You are of course right that we should judge judges by their records in totality. But Reinhardt is notorious for his frequent unanimous reversals by the Supreme Court. The only way this smackdown could be more fitting is if it had been on one of his trademark lawless AEDPA opinions.

Joe said...

Justice Scalia is also "well-known" (if more so) for having certain strongly held opinions for which it is very very unlikely he would change his mind.

Prof. Dorf said in this specific area, especially given all the factors, Judge Reinhardt was very unlikely to change his mind. And, on certain issues, let's say abortion, I would say it is unlikely Scalia would change his mind in eleven years. Or likely ever. Thirty years of strong belief tells me this. Now, again, there might be a very small chance he might. I think taking Prof. Dorf totally literally there however is a tad lame.

I appreciate you agreeing with me on the last topic. Thus, again, even if he was wrong on one topic, honoring his decades worth of service is appropriate. But, you don't like him for various reasons, so support the disrespect.

Michael C. Dorf said...

I agree with Joe's response to Salem Al-Damluji, whose own comments are much more disrespectful than the SCOTUS per curiam. Judge Reinhardt's opinion in the Watkins case is a good example of his understanding of the limits of his role. So are the examples cited in fn 12 of Prof Crespo's tribute in the Harvard Law Review. In that same issue, Justice Sotomayor makes a similar point. So do I. Here's the link:

Asher Steinberg said...

I have to say that I agree with Salem that when you put things like this, you make Reinhardt sound rather hackish, as if it's inconceivable that he would ever cast a vote for an Equal Pay Act defendant:

"This was a case under the Equal Pay Act in which the en banc panel affirmed the denial of a summary judgment motion by the employer. Anyone remotely familiar with Judge Reinhardt, his values, or even the text of the en banc opinion he wrote in this case would understand that he would not have changed his mind. Not in eleven days, not in eleven years, not ever."

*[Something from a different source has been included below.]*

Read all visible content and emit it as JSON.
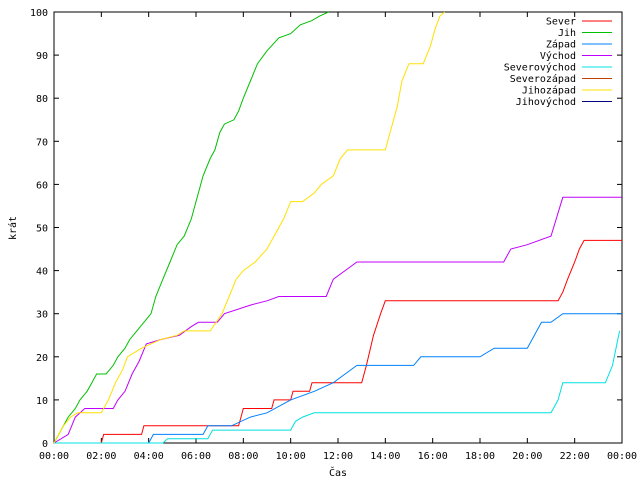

Of course, I realize (or hope) that you don't think that Reinhardt automatically voted for plaintiffs in Equal Pay Act cases and must think there's something more specific about this case that makes reconsideration especially unlikely, but you would have to say a lot more than what you said, which was just that he voted against the employer in an Equal Pay Act en banc, to spell that out. As written, I got the impression that you were suggesting the Equal Pay Act, like death penalty habeas (where I believe he never voted for the state), was an area of the law where he always found a way to vote for a particular side. Which does sound hackish.

Michael C. Dorf said...

Yes, obviously, I meant it was an Equal Pay Act in which, after briefing and oral argument, Judge Reinhardt sided with the plaintiff. Only a fool or a troll would think that I meant that Judge Reinhardt would side with every plaintiff in an Equal Pay Act case or any other category of case. He routinely affirmed judgments for defendants where plaintiffs had weak cases.